Fifth Amendment Considerations
The Fifth Amendment of the U.S. Constitution prohibits the government from taking private property for public use, unless the private property owner receives just compensation. In effect, this prohibition prevents the government from using its right of eminent domain to seize property indiscriminately, or from trying to pay less than the property is worth. Fifth Amendment rights protect the private property owner from being cheated if he loses his land. If the owner feels that the government is trying to undervalue his land, he can also present evidence dealing with land valuation at the hearing.
Valid Public Use
Eminent domain demands that the government demonstrate a valid public reason for taking the property. However, in most states, eminent domain case law has placed very few limits on what constitutes a valid public use. Recently, in the case of Kelo v. New London (2005), a city wanted to take private property to make the property conform with a broad plan for economic redevelopment. The U.S. Supreme Court declared that "valid public use" even includes seizure of property to economically redevelop the property. However, should a property owner believe that the government is taking his property for an invalid use, he has a right to challenge the use in court.
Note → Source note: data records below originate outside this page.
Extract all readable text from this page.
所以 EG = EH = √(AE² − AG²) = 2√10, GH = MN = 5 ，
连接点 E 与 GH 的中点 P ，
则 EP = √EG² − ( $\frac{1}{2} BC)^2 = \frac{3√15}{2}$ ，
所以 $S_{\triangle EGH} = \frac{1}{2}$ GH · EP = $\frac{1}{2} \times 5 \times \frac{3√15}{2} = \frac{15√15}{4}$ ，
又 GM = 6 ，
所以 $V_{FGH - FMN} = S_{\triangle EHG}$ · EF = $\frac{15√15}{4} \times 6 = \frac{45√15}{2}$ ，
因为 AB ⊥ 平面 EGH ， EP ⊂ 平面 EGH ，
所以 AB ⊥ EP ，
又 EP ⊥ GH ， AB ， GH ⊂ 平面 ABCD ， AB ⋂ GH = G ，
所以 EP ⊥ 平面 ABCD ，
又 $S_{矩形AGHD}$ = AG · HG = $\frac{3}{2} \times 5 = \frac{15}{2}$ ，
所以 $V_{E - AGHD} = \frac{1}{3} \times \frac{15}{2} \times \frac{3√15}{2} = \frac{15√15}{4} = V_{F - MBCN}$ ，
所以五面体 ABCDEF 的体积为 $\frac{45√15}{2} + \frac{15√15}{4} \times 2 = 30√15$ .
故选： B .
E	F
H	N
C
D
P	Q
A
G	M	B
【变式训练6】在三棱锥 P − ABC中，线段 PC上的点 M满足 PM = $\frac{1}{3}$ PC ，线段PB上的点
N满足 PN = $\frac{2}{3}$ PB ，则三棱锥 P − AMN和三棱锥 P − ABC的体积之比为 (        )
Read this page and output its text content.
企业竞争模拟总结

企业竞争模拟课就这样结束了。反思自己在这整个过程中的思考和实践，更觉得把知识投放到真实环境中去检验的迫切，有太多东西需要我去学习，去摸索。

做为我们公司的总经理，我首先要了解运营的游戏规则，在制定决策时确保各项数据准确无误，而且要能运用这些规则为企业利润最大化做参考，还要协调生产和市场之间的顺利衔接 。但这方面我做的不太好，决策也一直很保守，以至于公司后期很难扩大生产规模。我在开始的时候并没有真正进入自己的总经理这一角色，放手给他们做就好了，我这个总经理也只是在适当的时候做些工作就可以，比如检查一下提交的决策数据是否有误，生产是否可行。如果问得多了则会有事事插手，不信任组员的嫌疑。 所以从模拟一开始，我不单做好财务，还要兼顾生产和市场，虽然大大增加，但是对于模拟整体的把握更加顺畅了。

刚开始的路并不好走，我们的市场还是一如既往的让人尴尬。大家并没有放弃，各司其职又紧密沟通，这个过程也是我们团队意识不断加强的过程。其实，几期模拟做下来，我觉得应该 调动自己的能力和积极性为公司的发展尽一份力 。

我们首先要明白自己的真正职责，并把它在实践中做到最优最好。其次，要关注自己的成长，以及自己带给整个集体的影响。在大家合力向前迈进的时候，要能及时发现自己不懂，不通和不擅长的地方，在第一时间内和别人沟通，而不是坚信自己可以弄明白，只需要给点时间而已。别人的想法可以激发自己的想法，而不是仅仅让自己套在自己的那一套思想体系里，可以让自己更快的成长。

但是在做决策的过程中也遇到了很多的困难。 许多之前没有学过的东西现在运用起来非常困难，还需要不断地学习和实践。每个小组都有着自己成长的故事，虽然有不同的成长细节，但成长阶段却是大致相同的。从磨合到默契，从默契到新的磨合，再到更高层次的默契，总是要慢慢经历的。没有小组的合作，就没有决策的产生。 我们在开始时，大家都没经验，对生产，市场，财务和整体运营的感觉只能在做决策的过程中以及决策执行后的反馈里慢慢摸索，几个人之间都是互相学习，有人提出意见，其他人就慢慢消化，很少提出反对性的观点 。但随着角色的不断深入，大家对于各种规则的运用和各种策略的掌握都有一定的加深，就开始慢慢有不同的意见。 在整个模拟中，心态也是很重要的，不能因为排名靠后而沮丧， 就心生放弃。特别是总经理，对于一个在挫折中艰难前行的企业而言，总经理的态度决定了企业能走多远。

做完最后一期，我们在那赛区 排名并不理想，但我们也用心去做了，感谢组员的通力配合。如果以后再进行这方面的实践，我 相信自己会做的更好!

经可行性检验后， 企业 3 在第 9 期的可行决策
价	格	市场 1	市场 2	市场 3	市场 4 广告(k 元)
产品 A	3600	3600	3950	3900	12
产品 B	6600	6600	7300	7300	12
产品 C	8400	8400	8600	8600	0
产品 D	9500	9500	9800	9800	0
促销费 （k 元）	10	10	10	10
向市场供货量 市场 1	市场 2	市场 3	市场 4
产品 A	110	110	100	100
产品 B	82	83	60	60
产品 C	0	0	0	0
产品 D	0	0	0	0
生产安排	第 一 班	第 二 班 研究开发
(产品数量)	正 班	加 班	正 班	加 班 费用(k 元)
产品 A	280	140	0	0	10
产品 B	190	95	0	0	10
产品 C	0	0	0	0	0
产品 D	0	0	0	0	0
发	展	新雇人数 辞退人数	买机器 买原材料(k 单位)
The "just compensation" required by the Fifth Amendment demands that the government pay the private property owner fair market value for his property. Typically, if the government and property owner disagree on the value, they can negotiate a price or ask the court to set a fair value. Just compensation may cover more than the retail value of the property. Particularly in the case of a business operating on eminent domain property, the government may also need to pay for the loss of value to the business in losing its character.